ANA found improper wiring for the fire-suppression system on a Dreamliner before it was to depart from Tokyo’s Haneda airport Wednesday, spokeswoman Megumi Tezuka said by phone. The faulty wiring activates the wrong fire extinguisher in the event of a fire in one of the two engines, she said, adding the defect occurred during the manufacturing process.
The Tokyo-based airline replaced parts in two of the aircraft in which it found the defect, she said. The carrier operates a fleet of 20 787s.
“We will thoroughly examine this issue and take the appropriate steps,” Rob Henderson, a spokesman for Boeing, said in Tokyo. “The safety of those flying on Boeing airplanes is our top priority.”
Japan Air inspected five of the 10 Dreamliners in its fleet and found no issues, said Seiji Takaramoto, a company spokesman.
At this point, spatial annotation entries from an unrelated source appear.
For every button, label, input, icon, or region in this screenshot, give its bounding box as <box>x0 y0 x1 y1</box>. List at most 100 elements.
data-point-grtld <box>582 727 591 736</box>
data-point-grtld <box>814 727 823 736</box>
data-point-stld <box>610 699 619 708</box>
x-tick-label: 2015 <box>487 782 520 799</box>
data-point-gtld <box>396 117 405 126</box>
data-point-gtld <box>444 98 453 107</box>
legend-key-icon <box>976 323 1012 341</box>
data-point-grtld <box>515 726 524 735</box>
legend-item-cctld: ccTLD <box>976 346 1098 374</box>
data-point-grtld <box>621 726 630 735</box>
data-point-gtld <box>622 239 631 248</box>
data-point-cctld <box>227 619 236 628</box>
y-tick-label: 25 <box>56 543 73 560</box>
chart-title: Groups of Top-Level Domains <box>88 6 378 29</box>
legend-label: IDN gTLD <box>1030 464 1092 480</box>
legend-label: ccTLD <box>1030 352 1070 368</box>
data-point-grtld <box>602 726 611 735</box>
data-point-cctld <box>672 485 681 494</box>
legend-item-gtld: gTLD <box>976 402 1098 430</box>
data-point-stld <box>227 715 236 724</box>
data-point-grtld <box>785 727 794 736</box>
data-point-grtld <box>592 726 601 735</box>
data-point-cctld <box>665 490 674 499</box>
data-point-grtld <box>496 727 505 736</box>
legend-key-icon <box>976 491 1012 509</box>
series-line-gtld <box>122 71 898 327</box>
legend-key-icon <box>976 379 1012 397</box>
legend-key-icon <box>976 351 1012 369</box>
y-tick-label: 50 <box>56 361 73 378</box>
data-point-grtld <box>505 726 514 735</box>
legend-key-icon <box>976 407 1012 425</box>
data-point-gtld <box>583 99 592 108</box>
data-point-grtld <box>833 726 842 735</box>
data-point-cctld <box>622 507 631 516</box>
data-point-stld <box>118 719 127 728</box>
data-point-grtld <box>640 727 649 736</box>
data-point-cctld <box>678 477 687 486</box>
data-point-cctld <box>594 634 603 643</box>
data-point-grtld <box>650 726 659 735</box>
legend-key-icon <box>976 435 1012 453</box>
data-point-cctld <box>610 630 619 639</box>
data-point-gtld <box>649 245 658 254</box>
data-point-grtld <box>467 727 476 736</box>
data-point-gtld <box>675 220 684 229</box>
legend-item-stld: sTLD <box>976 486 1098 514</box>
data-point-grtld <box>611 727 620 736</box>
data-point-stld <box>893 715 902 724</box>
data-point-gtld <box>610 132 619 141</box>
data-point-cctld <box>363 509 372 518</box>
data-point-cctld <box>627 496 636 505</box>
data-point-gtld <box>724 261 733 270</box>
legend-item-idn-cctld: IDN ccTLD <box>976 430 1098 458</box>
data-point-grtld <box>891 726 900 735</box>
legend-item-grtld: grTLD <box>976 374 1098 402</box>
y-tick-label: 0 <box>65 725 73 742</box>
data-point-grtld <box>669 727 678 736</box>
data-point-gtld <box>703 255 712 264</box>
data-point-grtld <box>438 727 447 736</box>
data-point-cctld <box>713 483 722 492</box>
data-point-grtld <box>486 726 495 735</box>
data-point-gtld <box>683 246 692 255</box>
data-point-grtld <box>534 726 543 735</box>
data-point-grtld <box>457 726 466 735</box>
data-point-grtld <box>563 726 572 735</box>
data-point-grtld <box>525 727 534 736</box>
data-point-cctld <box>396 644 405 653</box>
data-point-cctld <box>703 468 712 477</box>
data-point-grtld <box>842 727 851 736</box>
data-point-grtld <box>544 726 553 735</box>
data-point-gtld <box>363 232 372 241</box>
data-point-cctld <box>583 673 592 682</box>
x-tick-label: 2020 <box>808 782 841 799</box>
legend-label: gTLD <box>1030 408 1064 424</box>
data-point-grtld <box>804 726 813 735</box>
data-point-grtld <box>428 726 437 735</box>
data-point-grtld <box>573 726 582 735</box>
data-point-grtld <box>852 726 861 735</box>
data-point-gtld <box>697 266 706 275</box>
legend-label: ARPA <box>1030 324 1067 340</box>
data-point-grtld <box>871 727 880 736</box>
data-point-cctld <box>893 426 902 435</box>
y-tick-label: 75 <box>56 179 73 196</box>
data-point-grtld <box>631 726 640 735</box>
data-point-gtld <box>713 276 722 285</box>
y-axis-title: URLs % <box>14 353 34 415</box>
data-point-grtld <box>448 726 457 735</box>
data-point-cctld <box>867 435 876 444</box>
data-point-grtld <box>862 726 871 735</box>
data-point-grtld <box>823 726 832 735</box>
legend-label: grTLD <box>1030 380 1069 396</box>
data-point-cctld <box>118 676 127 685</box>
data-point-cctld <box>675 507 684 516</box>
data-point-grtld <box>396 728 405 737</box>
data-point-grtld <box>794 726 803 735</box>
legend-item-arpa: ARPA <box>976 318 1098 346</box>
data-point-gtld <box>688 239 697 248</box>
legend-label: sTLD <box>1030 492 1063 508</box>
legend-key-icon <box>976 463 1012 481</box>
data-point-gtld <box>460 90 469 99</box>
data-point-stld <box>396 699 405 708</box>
The Dreamliner has moved from one safety check to another since the failure of lithium-ion batteries on two 787s in January grounded the global fleet of the plastic-composite jet for three months.
“These things happen with a new aircraft,” said Robert Stallard, a London-based analyst at RBC Capital. “When the airlines ground the plane or regulators start becoming involved, then it becomes something to watch out for.”
Japan Air said it got the information about wiring from the Transport Ministry, according to a statement the carrier sent Wednesday. Upon receiving the note, the plane bound to Helsinki returned to Narita airport in Tokyo, said Takaramoto. The company will inspect wiring on all its 787s Wednesday, he said.
Last month, U.S. regulators ordered Dreamliner operators to check emergency radio transmitters for wire damage after a beacon was linked to the July 12 fire on one of the jets in London. The Federal Aviation Administration is working with Chicago-based Boeing to develop instructions for the inspections, the agency said at the time.
Boeing had delivered 73 Dreamliners to 13 customers through August 7, the company said on its website, with more than 29,000 flights flown. Japan is the biggest customer of the jet.
Japan Air and ANA restarted services with the Dreamliner in June after authorities approved Boeing’s redesign of the batteries, which included more protection around individual cells to contain any overheating.